I am still struggling with feeling "obsessed" with my T, but I have talked to her about it and that was the best thing I could have done.
I still think about her every day, and the feeling of wanting to be near her is very intense at times. Some days it can be extremely distracting, and so painful that I have to cry.

But I think I am finally beginning to scratch the surface of what these feelings mean. And by doing that I am getting better at handling the pain that comes with the transference. It's one of the strangest, most painful, unexpected things I've ever experienced. But I think it will be okay as long as I can keep talking about it.

I hope you can be honest with your T about everything you are feeling. And I think you will find some comfort here as well- just know that you are normal and you are not alone! Smiler
Firstly, WELCOME!

Transference...mmmmm....know what you are going through, the T in your head 24/7, the feeling that something is going to cause you to lose her, the pain in your heart as you long for her - all of it and more.

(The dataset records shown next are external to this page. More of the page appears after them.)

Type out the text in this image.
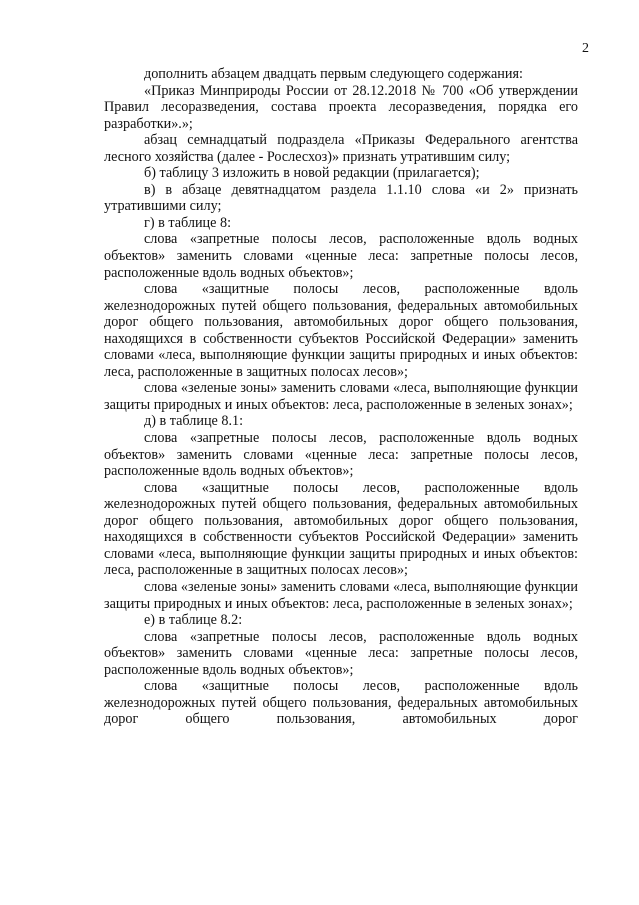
2

дополнить абзацем двадцать первым следующего содержания:

«Приказ Минприроды России от 28.12.2018 № 700 «Об утверждении Правил лесоразведения, состава проекта лесоразведения, порядка его разработки».»;

абзац семнадцатый подраздела «Приказы Федерального агентства лесного хозяйства (далее - Рослесхоз)» признать утратившим силу;

б) таблицу 3 изложить в новой редакции (прилагается);

в) в абзаце девятнадцатом раздела 1.1.10 слова «и 2» признать утратившими силу;

г) в таблице 8:

слова «запретные полосы лесов, расположенные вдоль водных объектов» заменить словами «ценные леса: запретные полосы лесов, расположенные вдоль водных объектов»;

слова «защитные полосы лесов, расположенные вдоль железнодорожных путей общего пользования, федеральных автомобильных дорог общего пользования, автомобильных дорог общего пользования, находящихся в собственности субъектов Российской Федерации» заменить словами «леса, выполняющие функции защиты природных и иных объектов: леса, расположенные в защитных полосах лесов»;

слова «зеленые зоны» заменить словами «леса, выполняющие функции защиты природных и иных объектов: леса, расположенные в зеленых зонах»;

д) в таблице 8.1:

слова «запретные полосы лесов, расположенные вдоль водных объектов» заменить словами «ценные леса: запретные полосы лесов, расположенные вдоль водных объектов»;

слова «защитные полосы лесов, расположенные вдоль железнодорожных путей общего пользования, федеральных автомобильных дорог общего пользования, автомобильных дорог общего пользования, находящихся в собственности субъектов Российской Федерации» заменить словами «леса, выполняющие функции защиты природных и иных объектов: леса, расположенные в защитных полосах лесов»;

слова «зеленые зоны» заменить словами «леса, выполняющие функции защиты природных и иных объектов: леса, расположенные в зеленых зонах»;

е) в таблице 8.2:

слова «запретные полосы лесов, расположенные вдоль водных объектов» заменить словами «ценные леса: запретные полосы лесов, расположенные вдоль водных объектов»;

слова «защитные полосы лесов, расположенные вдоль железнодорожных путей общего пользования, федеральных автомобильных дорог общего пользования, автомобильных дорог
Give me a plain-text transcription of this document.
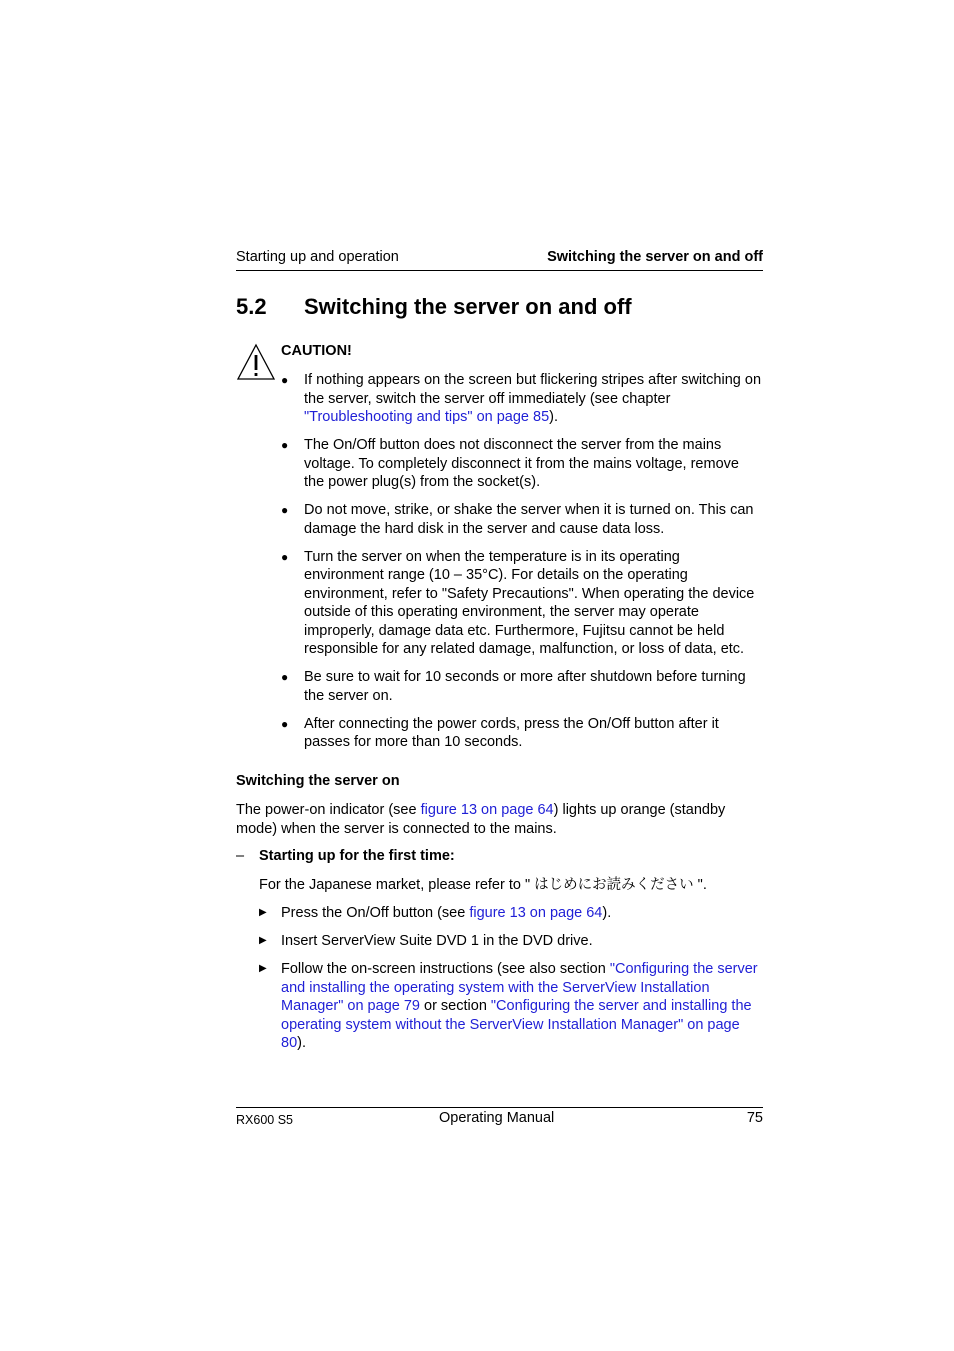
Starting up and operation	Switching the server on and off
5.2 Switching the server on and off
CAUTION!
● If nothing appears on the screen but flickering stripes after switching on the server, switch the server off immediately (see chapter "Troubleshooting and tips" on page 85).
● The On/Off button does not disconnect the server from the mains voltage. To completely disconnect it from the mains voltage, remove the power plug(s) from the socket(s).
● Do not move, strike, or shake the server when it is turned on. This can damage the hard disk in the server and cause data loss.
● Turn the server on when the temperature is in its operating environment range (10 – 35°C). For details on the operating environment, refer to "Safety Precautions". When operating the device outside of this operating environment, the server may operate improperly, damage data etc. Furthermore, Fujitsu cannot be held responsible for any related damage, malfunction, or loss of data, etc.
● Be sure to wait for 10 seconds or more after shutdown before turning the server on.
● After connecting the power cords, press the On/Off button after it passes for more than 10 seconds.
Switching the server on
The power-on indicator (see figure 13 on page 64) lights up orange (standby mode) when the server is connected to the mains.
– Starting up for the first time:
For the Japanese market, please refer to " はじめにお読みください ".
▶ Press the On/Off button (see figure 13 on page 64).
▶ Insert ServerView Suite DVD 1 in the DVD drive.
▶ Follow the on-screen instructions (see also section "Configuring the server and installing the operating system with the ServerView Installation Manager" on page 79 or section "Configuring the server and installing the operating system without the ServerView Installation Manager" on page 80).
RX600 S5	Operating Manual	75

It is just like Coco said...
quote:
It's one of the strangest, most painful, unexpected things I've ever experienced.


You are one up on me in that at least you had the courage to discuss it. At least you know you are not alone.

All the best on your road to recovery!
Hi everyone, thank you all so much for your kind responses, it means such a lot to me.
Talking about transference with my T. has never been a problem for me as I felt comfortable talking with her from our first session and she is happy to work through it with me, even if as she says, many of her colleagues would run a mile!!
I saw T. last night and told her I had been worried about her and she reassured me she was fine, so I'm feeling a lot better today.
Knowing that there are kind people like yourselves out there is a big help, and might just mean I don't have to pester my T. with e-mails between sessions. Thanks again.